Los Angeles Dodgers rookie first baseman/outfielder extraordinaire Cody Bellinger is officially chasing history. Through 47 games, he’s smacked 18 home runs. Bellinger’s dinger in the 4th inning of the Dodgers’ tilt with the Cleveland Indians on Thursday tied him with Wally Berger for the second most home runs in 47 games to start a career. Per ESPN Stats & Info on Twitter, Bellinger now has three games to tie or surpass current New York Yankees slugger Gary Sanchez‘s record of 19 homers in 50 games, a feat Sanchez accomplished just last year.
Bellinger’s seemingly meteoric rise to stardom is immediately reminiscent of another Dodgers outfielder’s debut campaign. In fact, when Bellinger plays left field, he’s standing to the immediate right of center fielder Joc Pederson. Just two campaigns ago, Pederson was on the 2015 Opening Day roster, and hit nearly 20 home runs before being named to the National League All-Star squad and a participant in the Home Run Derby. However, the curse of the Home Run Derby found Joc shortly after, and he slugged just five homers after the break. So what sets Bellinger apart from Pederson, and is Bellinger more likely to maintain pace, or will the scouting reports catch up to him in the second half? Here are three reasons why Bellinger is destined for productive season after productive season.
3. Bellinger’s scouting report is murky, at best
Rarely is a hitter more difficult to predict than Bellinger, as most sluggers have huge holes in their heat maps and can be bested by pitchers with strong command. However, the Dodgers rookie swings and misses at hittable pitches down the middle frequently. Just when an opposing pitcher gets comfortable grooving pitches over the plate, Bellinger makes a microscopic adjustment, and ball go far.
Pederson’s holes were easy to identify, as the eager rookie frequently chased pitches off the plate, and breaking balls down and in. There was a marked difference in Joc’s approach at the dish near the end of 2015, but it was way too late to salvage the second half of his rookie campaign.

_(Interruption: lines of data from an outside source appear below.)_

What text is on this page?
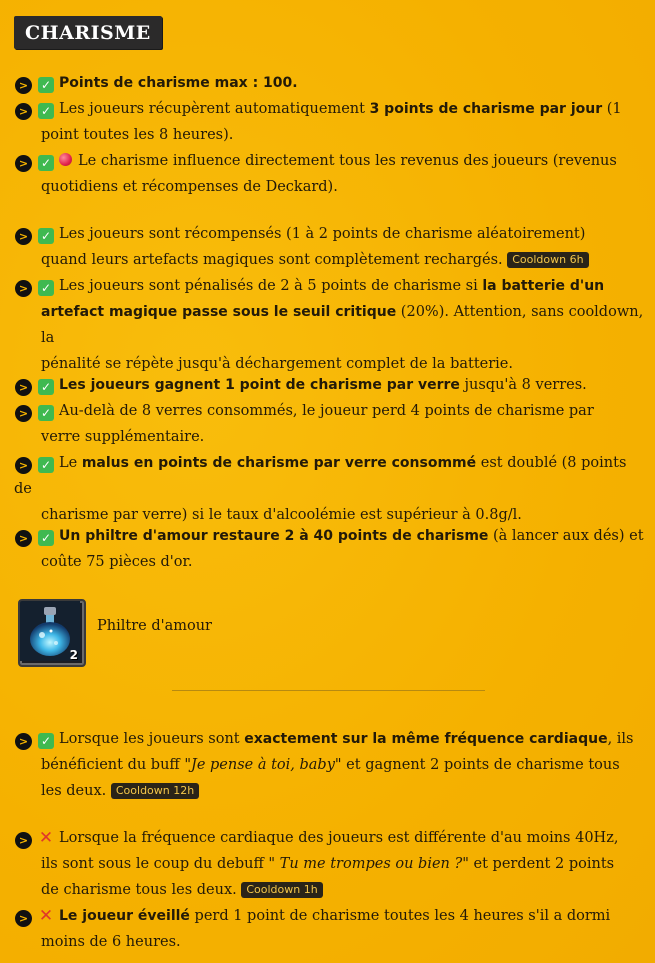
CHARISME
> ✓ Points de charisme max : 100.
> ✓ Les joueurs récupèrent automatiquement 3 points de charisme par jour (1
point toutes les 8 heures).
> ✓ Le charisme influence directement tous les revenus des joueurs (revenus
quotidiens et récompenses de Deckard).
> ✓ Les joueurs sont récompensés (1 à 2 points de charisme aléatoirement)
quand leurs artefacts magiques sont complètement rechargés. Cooldown 6h
> ✓ Les joueurs sont pénalisés de 2 à 5 points de charisme si la batterie d'un
artefact magique passe sous le seuil critique (20%). Attention, sans cooldown, la
pénalité se répète jusqu'à déchargement complet de la batterie.
> ✓ Les joueurs gagnent 1 point de charisme par verre jusqu'à 8 verres.
> ✓ Au-delà de 8 verres consommés, le joueur perd 4 points de charisme par
verre supplémentaire.
> ✓ Le malus en points de charisme par verre consommé est doublé (8 points de
charisme par verre) si le taux d'alcoolémie est supérieur à 0.8g/l.
> ✓ Un philtre d'amour restaure 2 à 40 points de charisme (à lancer aux dés) et
coûte 75 pièces d'or.
2
Philtre d'amour
> ✓ Lorsque les joueurs sont exactement sur la même fréquence cardiaque, ils
bénéficient du buff "Je pense à toi, baby" et gagnent 2 points de charisme tous
les deux. Cooldown 12h
> ✕ Lorsque la fréquence cardiaque des joueurs est différente d'au moins 40Hz,
ils sont sous le coup du debuff " Tu me trompes ou bien ?" et perdent 2 points
de charisme tous les deux. Cooldown 1h
> ✕ Le joueur éveillé perd 1 point de charisme toutes les 4 heures s'il a dormi
moins de 6 heures.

As long as Bellinger maintains discipline and only strikes out on hittable pitches, his production will remain level while his average hovers around .250.
2. Not the only weapon in the arsenal
Let’s face it — the team the Dodgers put on the field in 2015 was talented, but they lacked the chemistry, poise, experience, and talent the 2017 Dodgers possess. The Dodgers are producing more runs at the dish than the 2015 squad. Justin Turner is healthy and raking, Logan Forsythe adds protection in the lineup, and Corey Seager remains productive (including his first career, game-winning grand slam) while his average has dipped a hair. Even Chase Utley is hitting well lately, which means opposing pitchers can’t simply pitch around Bellinger and get off easy.
By no means is has this Dodgers lineup been consistent this season, and they could certainly pull off some moves for more offense at the July trade deadline, but there’s a certain uneasiness pitchers feel facing the Dodgers this season that just didn’t manifest against names like Alberto Callaspo, Carl Crawford, Darwin Barney, etc.
1. Consistent playing time establishes firm routine
In 2015, Pederson dealt with a crowded outfield and the constant battle to maintain a starting role, considerably more so in the second half of the season as his production dipped. Bellinger’s versatility, on the other hand, allows him to stay in the lineup, no matter where he carries his glove at the beginning of every defensive inning.
Sporadic plate appearances were another factor in Pederson’s struggles late in the season, as then-manager Don Mattingly used him in questionable situations, and more and more in a pinch-hit capacity.
It appears Dodgers manager Dave Roberts has the secret formula for keeping consistency with his starters, while maintaining morale and balance.
Comparisons to other sluggers are inevitable as Bellinger continues to mash, but honestly, there’s no one like him. We’re all strapped to this rocket, and it appears it’s headed to Mars faster than Space-X. The Dodgers are thrilling to watch, and Bellinger figures to be a mainstay for years to come.